"God of War" ist das von Kritikern bisher am besten bewertete PS4-Spiel überhaupt. Viele Details fügen sich hier zum Meisterwerk – und ein Element bringt Tiefe der Story, lebendiges Setting und fantastische Grafik zusammen: Die innovative Kameraführung macht "God of War" für mich zum heißen Kandidaten für das Spiel des Jahres.
Trotz des überschwänglichen Hypes um "God of War" steht fest: Mit echten Innovationen tut sich das PS4-Exklusivspiel im Grunde schwer und viele der ausgezeichnet präsentierten Gameplay-Elemente waren zuvor schon in anderen Spielen zu sehen. Hier werden sie aber zu einer glänzenden Komposition zusammengefügt – und der Kleber, der das durchdachte Kampf- und Fortschrittssystem, die atemberaubende Grafik, den tollen Soundtrack und die Tiefe im Storytelling zusammenbringt, ist in erster Linie die innovative Kamera.
Die Entwickler von "God of War", allen voran Game-Director Cory Barlog, haben mit der Single-Shot-Perspektive ein mutiges Element in ihr Spiel integriert. Das gesamte Game wird von Anfang bis Ende ohne Schnitt gezeigt. Einzige Ausnahmen: Kratos stirbt im Spiel oder der Spieler wechselt in die Menü-Bildschirme. Der Aufwand der hierfür betrieben wurde ist immens, wie Dori Arazi, Kameramann beim Entwickler Sony Santa Monica im Video erklärt. Als Barlog dem Studio die Idee präsentierte, ohne Kameraschnitte zu arbeiten, reagierten die meisten der Designer daher zuerst ablehnend.
Entwickler wollten von der Idee zuerst nichts wissen
Seine Idee wollte der "God of War"-Chefentwickler bereits in "Tomb Raider" einbauen, an dem er zuvor mitarbeitete. Bei Crystal Dynamics hielt man allerdings nicht viel davon. Und auch im kalifornischen Sony-Studio musste das Team den Effekt erst selber sehen, bevor es verstand, was er bewirken kann. Durch diese Perspektive ist der Spieler nämlich immer ganz nah an Held Kratos und seinem Sohn Atreus dran. Man fühlt sich als Teil der Geschichte, da man die Ereignisse in der Spielwelt wahrnimmt, als sei man selbst wirklich mit dabei.

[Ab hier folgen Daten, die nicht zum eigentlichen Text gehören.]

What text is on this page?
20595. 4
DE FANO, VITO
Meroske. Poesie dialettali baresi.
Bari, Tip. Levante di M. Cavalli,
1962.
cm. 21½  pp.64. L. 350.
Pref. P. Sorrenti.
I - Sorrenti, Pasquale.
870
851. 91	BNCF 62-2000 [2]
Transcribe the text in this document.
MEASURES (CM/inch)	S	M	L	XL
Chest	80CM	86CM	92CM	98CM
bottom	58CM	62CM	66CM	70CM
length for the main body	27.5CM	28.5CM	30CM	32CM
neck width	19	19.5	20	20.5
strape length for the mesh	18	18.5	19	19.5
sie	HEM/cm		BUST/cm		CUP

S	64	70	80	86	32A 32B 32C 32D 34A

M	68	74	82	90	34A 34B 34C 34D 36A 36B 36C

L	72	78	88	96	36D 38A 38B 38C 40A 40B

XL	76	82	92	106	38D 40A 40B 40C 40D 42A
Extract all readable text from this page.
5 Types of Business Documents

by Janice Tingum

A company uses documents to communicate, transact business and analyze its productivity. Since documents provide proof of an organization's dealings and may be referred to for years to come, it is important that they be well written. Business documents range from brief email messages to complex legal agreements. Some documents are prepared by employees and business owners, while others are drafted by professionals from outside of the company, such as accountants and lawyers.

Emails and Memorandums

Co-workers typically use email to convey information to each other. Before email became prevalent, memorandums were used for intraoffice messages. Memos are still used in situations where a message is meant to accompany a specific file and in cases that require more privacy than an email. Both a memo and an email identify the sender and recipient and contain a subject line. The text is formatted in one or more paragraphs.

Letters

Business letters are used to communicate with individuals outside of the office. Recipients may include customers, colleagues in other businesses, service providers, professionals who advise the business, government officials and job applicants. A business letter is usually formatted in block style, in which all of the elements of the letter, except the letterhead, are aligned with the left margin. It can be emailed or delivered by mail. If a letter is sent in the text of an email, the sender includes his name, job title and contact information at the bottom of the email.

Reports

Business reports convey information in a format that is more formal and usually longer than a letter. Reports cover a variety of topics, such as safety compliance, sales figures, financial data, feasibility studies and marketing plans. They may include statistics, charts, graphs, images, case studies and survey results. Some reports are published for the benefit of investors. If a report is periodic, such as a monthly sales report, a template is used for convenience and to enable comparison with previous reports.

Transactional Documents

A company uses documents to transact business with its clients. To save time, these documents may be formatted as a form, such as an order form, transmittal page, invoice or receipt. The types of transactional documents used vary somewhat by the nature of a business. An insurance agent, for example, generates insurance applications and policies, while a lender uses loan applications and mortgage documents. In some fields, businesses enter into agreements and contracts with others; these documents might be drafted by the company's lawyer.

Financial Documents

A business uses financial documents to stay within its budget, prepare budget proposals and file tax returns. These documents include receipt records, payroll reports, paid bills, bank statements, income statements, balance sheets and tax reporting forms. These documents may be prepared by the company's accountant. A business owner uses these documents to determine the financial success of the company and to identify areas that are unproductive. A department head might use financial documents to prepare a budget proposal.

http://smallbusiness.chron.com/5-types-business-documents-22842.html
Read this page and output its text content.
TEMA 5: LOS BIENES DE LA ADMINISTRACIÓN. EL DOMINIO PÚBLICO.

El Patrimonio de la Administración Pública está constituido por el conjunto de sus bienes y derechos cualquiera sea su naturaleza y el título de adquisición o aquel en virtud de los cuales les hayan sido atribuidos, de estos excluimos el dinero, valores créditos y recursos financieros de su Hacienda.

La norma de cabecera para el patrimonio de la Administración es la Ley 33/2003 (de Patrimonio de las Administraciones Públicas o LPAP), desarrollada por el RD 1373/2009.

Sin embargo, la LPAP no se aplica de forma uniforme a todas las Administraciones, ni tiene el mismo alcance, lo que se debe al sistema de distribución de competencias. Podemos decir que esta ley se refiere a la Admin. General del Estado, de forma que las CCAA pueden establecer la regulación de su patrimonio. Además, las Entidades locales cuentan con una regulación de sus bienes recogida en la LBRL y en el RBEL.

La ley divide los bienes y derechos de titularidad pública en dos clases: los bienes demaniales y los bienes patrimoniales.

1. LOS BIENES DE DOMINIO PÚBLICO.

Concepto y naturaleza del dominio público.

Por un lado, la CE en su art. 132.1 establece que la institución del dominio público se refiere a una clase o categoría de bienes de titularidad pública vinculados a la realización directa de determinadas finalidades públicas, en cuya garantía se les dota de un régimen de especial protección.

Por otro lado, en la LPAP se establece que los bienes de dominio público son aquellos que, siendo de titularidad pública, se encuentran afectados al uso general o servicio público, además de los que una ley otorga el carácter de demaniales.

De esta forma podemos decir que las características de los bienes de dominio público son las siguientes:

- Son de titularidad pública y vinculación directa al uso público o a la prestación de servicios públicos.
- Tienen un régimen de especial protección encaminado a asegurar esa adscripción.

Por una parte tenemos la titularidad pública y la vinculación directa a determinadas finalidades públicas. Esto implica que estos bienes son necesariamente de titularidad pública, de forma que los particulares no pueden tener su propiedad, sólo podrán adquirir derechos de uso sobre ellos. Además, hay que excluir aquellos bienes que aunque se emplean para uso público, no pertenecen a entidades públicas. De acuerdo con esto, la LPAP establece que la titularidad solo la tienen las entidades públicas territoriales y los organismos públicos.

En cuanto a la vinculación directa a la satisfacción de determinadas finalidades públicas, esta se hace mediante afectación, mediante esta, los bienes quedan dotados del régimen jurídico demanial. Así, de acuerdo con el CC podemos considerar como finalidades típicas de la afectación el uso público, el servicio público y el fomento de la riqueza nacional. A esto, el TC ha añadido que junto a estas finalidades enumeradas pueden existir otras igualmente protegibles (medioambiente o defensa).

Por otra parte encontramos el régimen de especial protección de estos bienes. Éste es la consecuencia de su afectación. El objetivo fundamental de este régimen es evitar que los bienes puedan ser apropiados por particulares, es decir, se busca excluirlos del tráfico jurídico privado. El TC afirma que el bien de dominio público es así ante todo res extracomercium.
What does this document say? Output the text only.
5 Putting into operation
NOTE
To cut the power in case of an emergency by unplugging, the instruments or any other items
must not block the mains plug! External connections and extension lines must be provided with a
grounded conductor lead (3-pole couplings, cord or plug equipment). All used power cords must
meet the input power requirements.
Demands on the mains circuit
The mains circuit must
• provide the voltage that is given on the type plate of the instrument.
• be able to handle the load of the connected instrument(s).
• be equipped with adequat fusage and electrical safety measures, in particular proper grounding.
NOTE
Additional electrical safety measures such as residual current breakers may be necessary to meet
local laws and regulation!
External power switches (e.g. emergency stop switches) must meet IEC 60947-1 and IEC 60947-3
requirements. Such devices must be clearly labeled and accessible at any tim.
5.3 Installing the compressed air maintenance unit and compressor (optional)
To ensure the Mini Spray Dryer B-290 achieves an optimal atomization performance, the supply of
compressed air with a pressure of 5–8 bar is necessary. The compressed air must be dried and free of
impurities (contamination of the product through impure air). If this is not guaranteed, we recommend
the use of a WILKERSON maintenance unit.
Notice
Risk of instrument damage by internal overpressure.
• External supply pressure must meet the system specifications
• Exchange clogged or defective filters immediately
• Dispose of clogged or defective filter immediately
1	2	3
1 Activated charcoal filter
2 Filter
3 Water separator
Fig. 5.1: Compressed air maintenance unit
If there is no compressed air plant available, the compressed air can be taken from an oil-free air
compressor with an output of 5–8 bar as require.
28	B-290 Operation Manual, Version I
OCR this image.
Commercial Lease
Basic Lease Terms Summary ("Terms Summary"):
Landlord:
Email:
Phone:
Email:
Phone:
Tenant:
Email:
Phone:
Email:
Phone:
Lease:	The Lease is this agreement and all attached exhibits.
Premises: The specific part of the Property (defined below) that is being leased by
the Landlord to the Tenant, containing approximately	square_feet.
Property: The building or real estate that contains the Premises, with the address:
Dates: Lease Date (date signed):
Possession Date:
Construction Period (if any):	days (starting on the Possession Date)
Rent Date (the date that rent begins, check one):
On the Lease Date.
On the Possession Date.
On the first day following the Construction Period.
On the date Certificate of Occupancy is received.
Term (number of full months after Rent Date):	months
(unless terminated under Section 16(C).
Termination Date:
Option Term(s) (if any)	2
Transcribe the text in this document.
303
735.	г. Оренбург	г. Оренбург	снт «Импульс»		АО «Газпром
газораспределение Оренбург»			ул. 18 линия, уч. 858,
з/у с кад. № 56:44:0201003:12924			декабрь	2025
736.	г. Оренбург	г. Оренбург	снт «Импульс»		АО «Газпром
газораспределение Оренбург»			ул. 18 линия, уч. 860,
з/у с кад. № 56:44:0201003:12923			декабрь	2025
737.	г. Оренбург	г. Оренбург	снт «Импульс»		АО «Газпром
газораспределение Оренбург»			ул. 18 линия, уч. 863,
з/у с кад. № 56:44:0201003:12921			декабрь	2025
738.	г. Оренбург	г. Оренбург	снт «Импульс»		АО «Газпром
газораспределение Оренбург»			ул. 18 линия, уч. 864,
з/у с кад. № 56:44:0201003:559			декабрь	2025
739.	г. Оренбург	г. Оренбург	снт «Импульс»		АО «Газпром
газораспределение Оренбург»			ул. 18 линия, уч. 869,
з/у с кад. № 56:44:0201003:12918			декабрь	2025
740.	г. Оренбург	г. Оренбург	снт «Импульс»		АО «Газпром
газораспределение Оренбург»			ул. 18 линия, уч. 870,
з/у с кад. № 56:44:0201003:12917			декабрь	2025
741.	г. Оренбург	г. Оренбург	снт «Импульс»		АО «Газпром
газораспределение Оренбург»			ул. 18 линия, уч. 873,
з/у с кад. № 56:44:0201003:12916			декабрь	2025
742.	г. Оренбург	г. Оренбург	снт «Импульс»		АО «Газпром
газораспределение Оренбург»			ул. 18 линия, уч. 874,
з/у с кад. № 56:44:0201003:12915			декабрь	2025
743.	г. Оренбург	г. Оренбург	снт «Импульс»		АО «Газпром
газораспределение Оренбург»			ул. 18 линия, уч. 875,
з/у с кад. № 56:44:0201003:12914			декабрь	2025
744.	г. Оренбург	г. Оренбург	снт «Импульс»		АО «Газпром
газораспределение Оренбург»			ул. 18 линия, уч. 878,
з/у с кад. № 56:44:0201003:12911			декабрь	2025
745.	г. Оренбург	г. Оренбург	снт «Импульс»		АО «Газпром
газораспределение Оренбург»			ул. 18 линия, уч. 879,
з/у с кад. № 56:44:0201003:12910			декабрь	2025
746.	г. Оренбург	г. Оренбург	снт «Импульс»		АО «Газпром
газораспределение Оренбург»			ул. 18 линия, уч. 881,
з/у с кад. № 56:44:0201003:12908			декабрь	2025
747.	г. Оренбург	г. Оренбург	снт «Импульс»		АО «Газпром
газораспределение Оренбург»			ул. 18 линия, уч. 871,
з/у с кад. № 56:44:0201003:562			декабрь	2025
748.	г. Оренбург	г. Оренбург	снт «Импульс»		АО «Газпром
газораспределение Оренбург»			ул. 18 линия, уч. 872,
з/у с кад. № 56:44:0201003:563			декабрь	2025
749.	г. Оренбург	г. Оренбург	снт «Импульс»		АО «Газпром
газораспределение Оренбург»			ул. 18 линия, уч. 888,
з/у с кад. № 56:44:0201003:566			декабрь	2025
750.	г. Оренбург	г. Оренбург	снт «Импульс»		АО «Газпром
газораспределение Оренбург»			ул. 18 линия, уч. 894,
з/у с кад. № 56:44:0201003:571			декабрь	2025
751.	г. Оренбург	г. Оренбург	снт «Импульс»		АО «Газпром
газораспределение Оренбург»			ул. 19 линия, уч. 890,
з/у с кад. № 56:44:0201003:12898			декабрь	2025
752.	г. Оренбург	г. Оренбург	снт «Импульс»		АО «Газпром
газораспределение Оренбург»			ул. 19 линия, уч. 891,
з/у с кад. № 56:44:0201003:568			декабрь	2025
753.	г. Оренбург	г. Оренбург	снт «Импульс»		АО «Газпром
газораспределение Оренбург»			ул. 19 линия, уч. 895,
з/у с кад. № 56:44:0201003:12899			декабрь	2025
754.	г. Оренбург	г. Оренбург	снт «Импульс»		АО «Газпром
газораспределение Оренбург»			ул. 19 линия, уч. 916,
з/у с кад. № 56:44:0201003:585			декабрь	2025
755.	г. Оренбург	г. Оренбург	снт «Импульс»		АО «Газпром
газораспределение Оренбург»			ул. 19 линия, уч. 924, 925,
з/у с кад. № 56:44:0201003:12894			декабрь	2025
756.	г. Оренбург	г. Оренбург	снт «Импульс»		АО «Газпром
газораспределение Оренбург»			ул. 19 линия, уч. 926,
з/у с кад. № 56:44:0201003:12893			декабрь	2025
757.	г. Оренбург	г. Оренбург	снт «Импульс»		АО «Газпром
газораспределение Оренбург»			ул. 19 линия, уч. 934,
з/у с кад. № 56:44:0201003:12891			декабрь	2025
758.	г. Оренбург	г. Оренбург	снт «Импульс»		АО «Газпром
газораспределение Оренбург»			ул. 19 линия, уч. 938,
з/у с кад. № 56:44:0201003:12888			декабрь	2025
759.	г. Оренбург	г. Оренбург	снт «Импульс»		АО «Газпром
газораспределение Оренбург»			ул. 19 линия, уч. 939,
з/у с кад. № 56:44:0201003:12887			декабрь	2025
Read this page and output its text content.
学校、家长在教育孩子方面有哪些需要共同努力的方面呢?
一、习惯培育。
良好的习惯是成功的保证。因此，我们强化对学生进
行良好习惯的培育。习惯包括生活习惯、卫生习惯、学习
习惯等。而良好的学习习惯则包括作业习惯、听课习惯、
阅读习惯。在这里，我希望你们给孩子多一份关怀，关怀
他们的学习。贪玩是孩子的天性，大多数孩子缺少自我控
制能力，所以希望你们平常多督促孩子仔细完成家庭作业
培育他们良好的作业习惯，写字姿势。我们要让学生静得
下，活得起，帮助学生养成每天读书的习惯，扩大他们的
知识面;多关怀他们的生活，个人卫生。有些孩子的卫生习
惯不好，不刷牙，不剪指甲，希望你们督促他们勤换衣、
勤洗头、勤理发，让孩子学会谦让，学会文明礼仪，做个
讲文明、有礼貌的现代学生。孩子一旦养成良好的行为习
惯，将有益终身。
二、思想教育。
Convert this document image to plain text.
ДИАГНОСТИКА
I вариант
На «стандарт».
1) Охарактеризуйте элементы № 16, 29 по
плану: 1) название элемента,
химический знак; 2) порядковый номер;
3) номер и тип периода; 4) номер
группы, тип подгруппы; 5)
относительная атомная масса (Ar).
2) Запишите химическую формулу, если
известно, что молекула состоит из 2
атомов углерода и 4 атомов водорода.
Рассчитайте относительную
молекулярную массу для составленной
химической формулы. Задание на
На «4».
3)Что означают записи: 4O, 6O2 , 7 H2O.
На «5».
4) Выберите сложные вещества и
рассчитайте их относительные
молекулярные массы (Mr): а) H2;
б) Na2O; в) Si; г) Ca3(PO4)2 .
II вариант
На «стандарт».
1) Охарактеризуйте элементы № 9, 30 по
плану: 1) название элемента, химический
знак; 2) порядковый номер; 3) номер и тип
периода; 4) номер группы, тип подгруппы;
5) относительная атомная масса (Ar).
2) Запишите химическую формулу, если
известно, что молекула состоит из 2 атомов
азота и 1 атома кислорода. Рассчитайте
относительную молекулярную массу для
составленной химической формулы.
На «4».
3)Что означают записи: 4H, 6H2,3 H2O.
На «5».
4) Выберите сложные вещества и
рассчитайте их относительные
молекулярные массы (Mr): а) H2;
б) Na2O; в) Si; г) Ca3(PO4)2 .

Die besten technologischen Innovationen sind oft die, die einem im Gebrauch nicht ständig auffallen. Und so ist es auch in "God of War": Immer wieder vergesse ich beim Spielen, dass hier etwas fundamental anders gemacht wurde. Trotzdem rückt erst die Kamera die Monstrositäten, denen ich im Spiel begegne, in die richtige Perspektive – ein gigantischer Drache oder ein hünenhafter Troll wirken eben umso größer, wenn ich sie nicht aus der schwebenden Totalen sehe, während die Spielfigur am Boden herumwimmelt (wie es in älteren "God of War"-Spielen oft der Fall war). Stattdessen stehe ich den Untiern quasi neben Kratos und Atreus von Angesicht zu Angesicht gegenüber.

Die Kamera zwingt mich zur Anteilnahme – auch wenn es hart wird
Aber auch die sensiblen Momente im Spiel haben eine stärkere Wirkung, wenn ich gefühlt direkt an Gesprächen zwischen Vater und Sohn teilnehme. Durch die fehlenden Schnitte steigt die Immersion, das Eintauchen in die Realität des Spiels, um ein Vielfaches. Die Kamera zwingt mich förmlich, Anteil zu nehmen – an allen Gefühlen, die die hervorragend geschriebene Story den Spielfiguren abverlangt. Eine der größten Errungenschaften von "God of War" auf der PS4 ist nämlich, dass man sich den komplex gezeichneten Helden verbunden fühlt, wohingegen die älteren Teile Kratos eher als leere Hülle inmitten fantastischer Gewaltorgien präsentierten.
So schafft es dieses subtile Element, meine Perspektive in "God of War" so zu verschieben, dass das Spiel als Ganzes nicht nur lebensecht aussieht, sondern mich auch komplett mitreißt. Die Atmosphäre, die von Grafik, Soundtrack und Handlung vermittelt wird, trifft durch diese besondere Kameraperspektive im optimalen Winkel auf meine Wahrnehmung und macht "God of War" zu einem ganzheitlichen Erlebnis.